Le métier connaissait des hauts et des bas, mais, l’un dans l’autre, on parvenait toujours à subsister, qu’on soit à l’air libre... ou derrière des barreaux. Les élections, prévues début avril, annonçaient une période de choux gras pour toute la pègre locale. Jurgis, à force de traîner dans les gargotes, les tripots et autres hôtels borgnes, rencontra des agents électoraux des deux partis. En causant avec eux, il en vint à connaître toutes les ficelles du jeu politique et à entrevoir plusieurs façons de se rendre utile. « Buck » Halloran étant « démocrate », Jurgis le devint également. Mais « Buck » n’était pas sectaire. Après tout, les Républicains étaient des gens bien, eux aussi. Et puis ils allaient disposer de coquettes sommes d’argent pour la campagne à venir. Aux dernières élections, ils avaient acheté le bulletin de vote quatre dollars, alors que les Démocrates n’en avaient offert que trois. Un soir, Jurgis et « Buck » jouaient aux cartes avec un troisième larron, qui raconta l’histoire suivante : « Buck » s’était un jour vu confier la tâche de faire voter dans le bon sens une « fournée » de trente-sept Italiens fraîchement débarqués. Or lui-même avait rencontré le Républicain chargé, de son côté, de contacter ces mêmes immigrants ; les trois hommes étaient convenus entre eux que les Italiens partageraient à parts égales leurs voix entre les deux partis, moyennant un verre de bière pour chacun. Ainsi, le reste de l’argent était allé aux comploteurs !

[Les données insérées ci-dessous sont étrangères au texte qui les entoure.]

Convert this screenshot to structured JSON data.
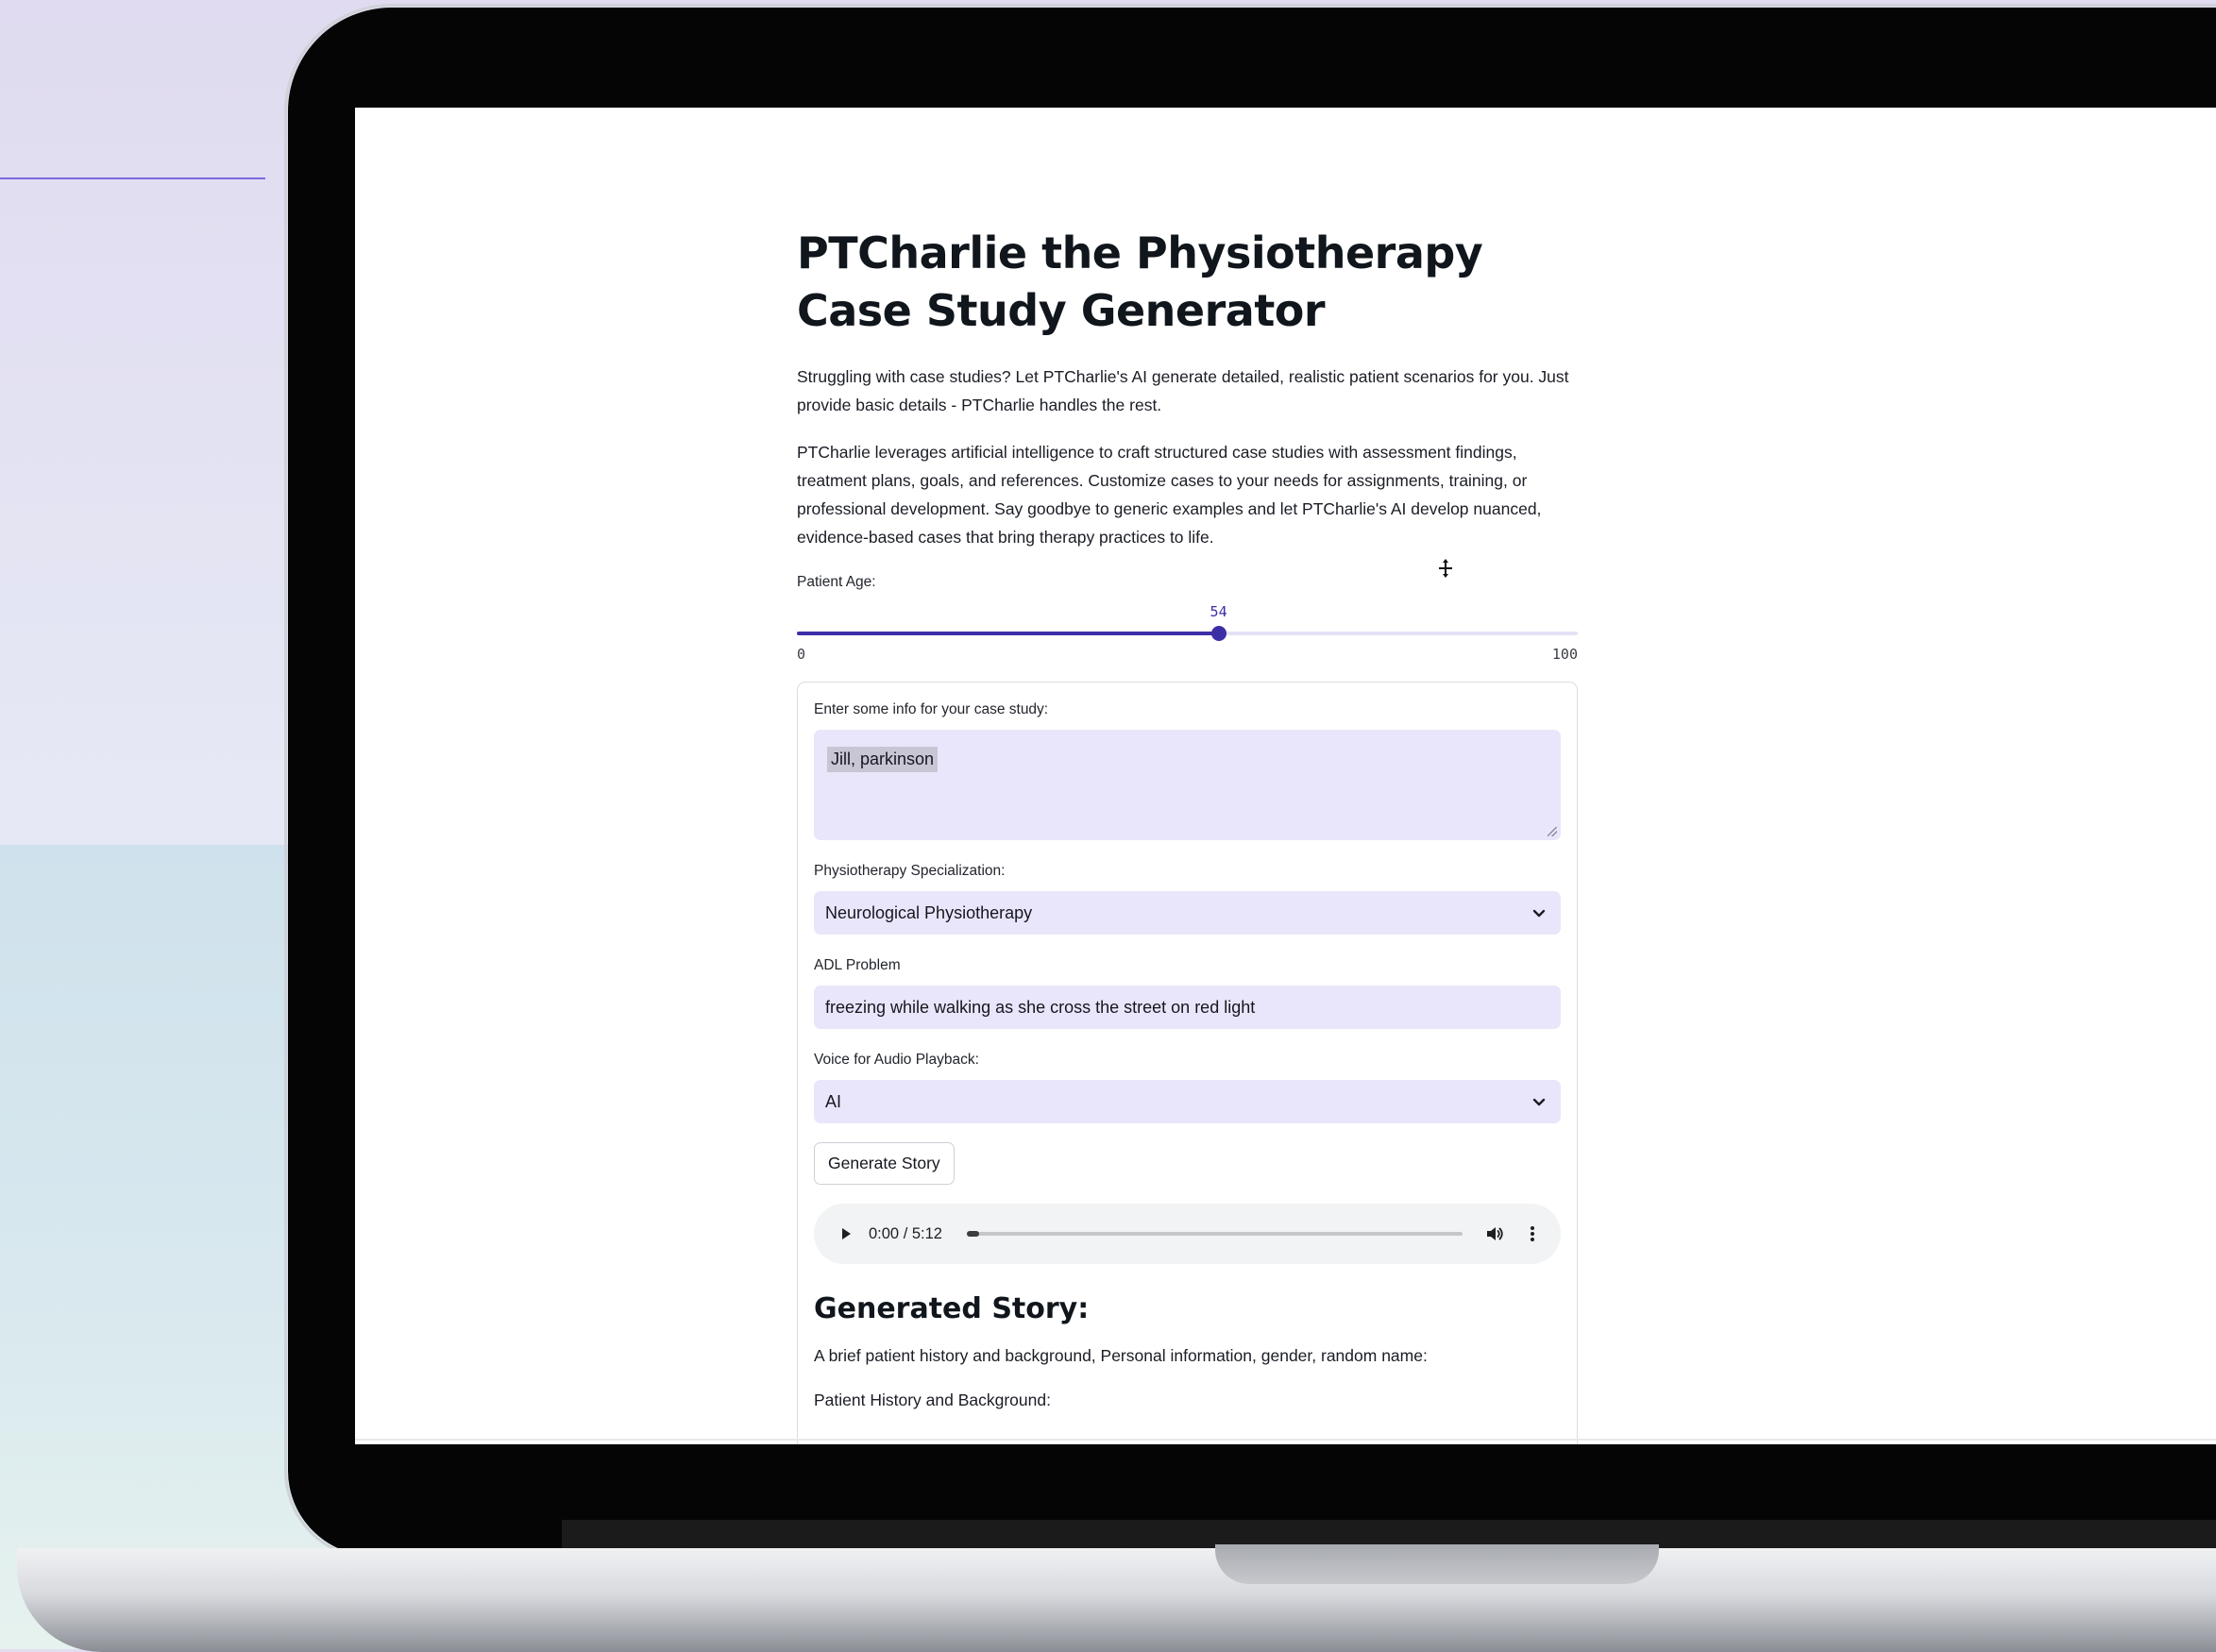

Peu de temps après, Jurgis, las des risques et des vicissitudes de la petite délinquance, se sentit tenté par la carrière politique. Mais il y eut, à cette même période, un formidable mouvement de protestation contre la collusion entre la pègre et la police. En effet, l’industrie du crime ne profitait pas directement au monde des affaires. C’était là une « activité annexe », comme on dit, dont la police avait le monopole. Or, si la possibilité de s’adonner au grand jour à des jeux d’argent et à la débauche favorisait le « commerce », les cambriolages et les agressions avaient l’effet inverse. Un soir, il advint que Jack Duane se fit prendre en flagrant délit à percer le coffre-fort d’un magasin de vêtements. Le veilleur de nuit qui l’avait surpris le remit entre les mains d’un policier qui, par chance, connaissait bien Jack et prit sur lui de le laisser s’échapper. La presse fit un tel vacarme qu’on décida de sacrifier Duane et il eut tout juste le temps de quitter la ville.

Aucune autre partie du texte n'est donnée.